Dimanche 23 juin 2019

Le Saint Sacrement du Corps et du Sang du Christ

"Dieu donne le pain aux affamés." (Ps 145)

Seigneur, ravissez à vous toutes mes affections, peines et passions ; que je sorte de moi-même pour demeurer uniquement en vous ; que je ne pense qu'à vous, en vous et pour vous ; que je n'aie d'amour qu'en vous ; que je ne craigne, et ne me réjouisse, et ne désire qu'en vous, et que je fasse usage de mes passions pour vous seul ; que votre grâce fasse mourir tant de craintes, espérances, tristesses et désirs naturels ; vous seul soyez l'unique objet de tout mon amour.

Jésus a dit dans l'Évangile qu'un passereau n'est pas en oubli devant Dieu. Pourquoi donc tant de crainte de manquer ? Dieu me donne son précieux Corps chaque jour, et il me dénierait du pain ! Je ne le saurais croire. Toute pensée contraire est du démon, ou de la nature trop discrète. Ma confiance doit être toute en Dieu seul.

Quand anéantirai-je toute la providence que j'ai au regard de ma personne, de mes affaires, de l'état de vie pauvre et abjecte, où la grâce m'appelle, pour entrer avec un pur abandon dans la divine Providence ? À quoi bon faire des réflexions sur ce qui m'arrivera ? Suivons simplement les desseins de Dieu, aimons uniquement son bon plaisir, et ne pensons qu'à Dieu seul, qui aura soin de nous en la meilleure manière pour sa gloire. J'avoue que c'est un effet de la grâce en nous, de nous faire anéantir notre providence, pour entrer en celle de Dieu. Il faut s'élever au-dessus de la nature qui s'appuie sur les créatures, et qui craint la disette et les souffrances en n'ayant rien de temporel, ce en quoi consiste le fondement de la vie naturelle.
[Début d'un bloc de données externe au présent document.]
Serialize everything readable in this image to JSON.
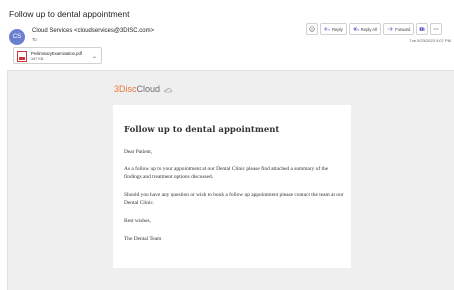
{
  "email": {
    "subject": "Follow up to dental appointment",
    "avatar_initials": "CS",
    "sender": "Cloud Services <cloudservices@3DISC.com>",
    "to_label": "To",
    "datetime": "Tue 5/23/2023 5:07 PM",
    "toolbar": {
      "reply": "Reply",
      "reply_all": "Reply All",
      "forward": "Forward"
    },
    "attachment": {
      "name": "PreliminaryExamination.pdf",
      "size": "187 KB"
    }
  },
  "body": {
    "logo_part1": "3Disc",
    "logo_part2": "Cloud",
    "title": "Follow up to dental appointment",
    "greeting": "Dear Patient,",
    "paragraph1": "As a follow up to your appointment at our Dental Clinic please find attached a summary of the findings and treatment options discussed.",
    "paragraph2": "Should you have any question or wish to book a follow up appointment please contact the team at our Dental Clinic.",
    "closing": "Best wishes,",
    "signature": "The Dental Team"
  },
  "colors": {
    "avatar": "#6b7fd1",
    "logo_accent": "#e8763a",
    "teams_blue": "#4f52b2",
    "canvas_bg": "#efefef"
  },
  "icons": [
    "emoji-icon",
    "reply-icon",
    "reply-all-icon",
    "forward-icon",
    "teams-icon",
    "more-icon",
    "pdf-icon",
    "chevron-down-icon",
    "cloud-icon"
  ]
}
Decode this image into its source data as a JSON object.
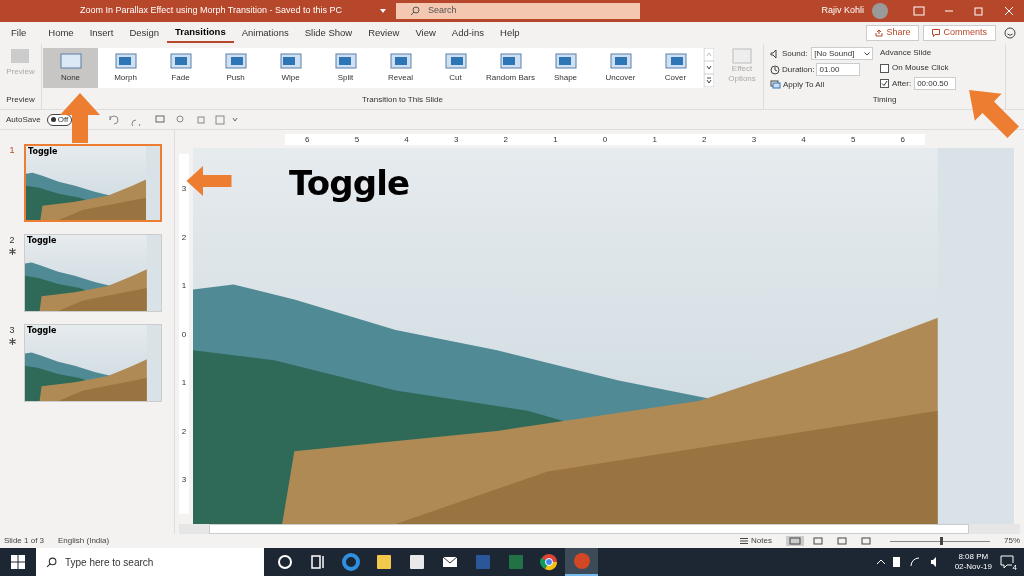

Jean de Bernières-Louvigny (1602-1659), Le Chrétien intérieur, III, ch. 10

MÉDITER :

En nous créant à son image, Dieu savait que lui seul pourrait nous satisfaire. Le carême est l’occasion de retrouver cette faim de Dieu qui est à l’horizon de tous nos désirs, si souvent égarés dans des satisfactions qui s’avèrent illusoires : Seigneur, que je ne pense qu’à vous, en vous et pour vous ; que je n’aie d’amour qu’en vous ; que je ne désire qu’en vous : telle est notre prière de carême.

En se donnant à nous en nourriture dans l’eucharistie, Jésus viens assouvir cette faim de Dieu : toutes les autres nourritures sont pour devenir celle-là. La raison d’être de la terre est de faire pousser le blé, qui deviendra farine, qui deviendra pain, fruit de la terre et du travail de l’homme qui deviendra Jésus. Et cette destination à l’eucharistie mesure exactement l’ordre de l’univers et de l’Histoire, mesure exactement la Providence, toute chose prenant place dans la volonté du Créateur de se donner corporellement à sa créature : Jésus, en qui réside corporellement la plénitude de la divinité (Col 2, 9).

Et c’est cette Providence qui nous dispense de notre propre providence : toute chose est voulue et prévue par Dieu pour cette communion totale entre Lui et nous, qui ne laisse aucune place à la disette et aux souffrances, même si les difficultés nous rendent parfois cette Providence difficile à lire, et même si son chemin vers nous est devenu un chemin de croix depuis que le péché nous en a détournés : Seigneur, que votre grâce fasse mourir tant de craintes, espérances, tristesses et désirs naturels ; vous seul soyez l'unique objet de tout mon amour.

 

L'Auteur :

Bernières-Louvigny (Jean de, 1602-1659)

Fils d’un trésorier général de Caen, Jean de Bernières-Louvigny consacrera sa fortune et ses relations à l’animation du groupe mystique normand né autour du capucin Jean-Chrysostome de Saint-Lô, tout en assurant l’intendance de nombreuses entreprises missionnaires, et en fondant séminaires et hôpitaux à partir de son ermitage ouvert à ses nombreux amis contemplatifs.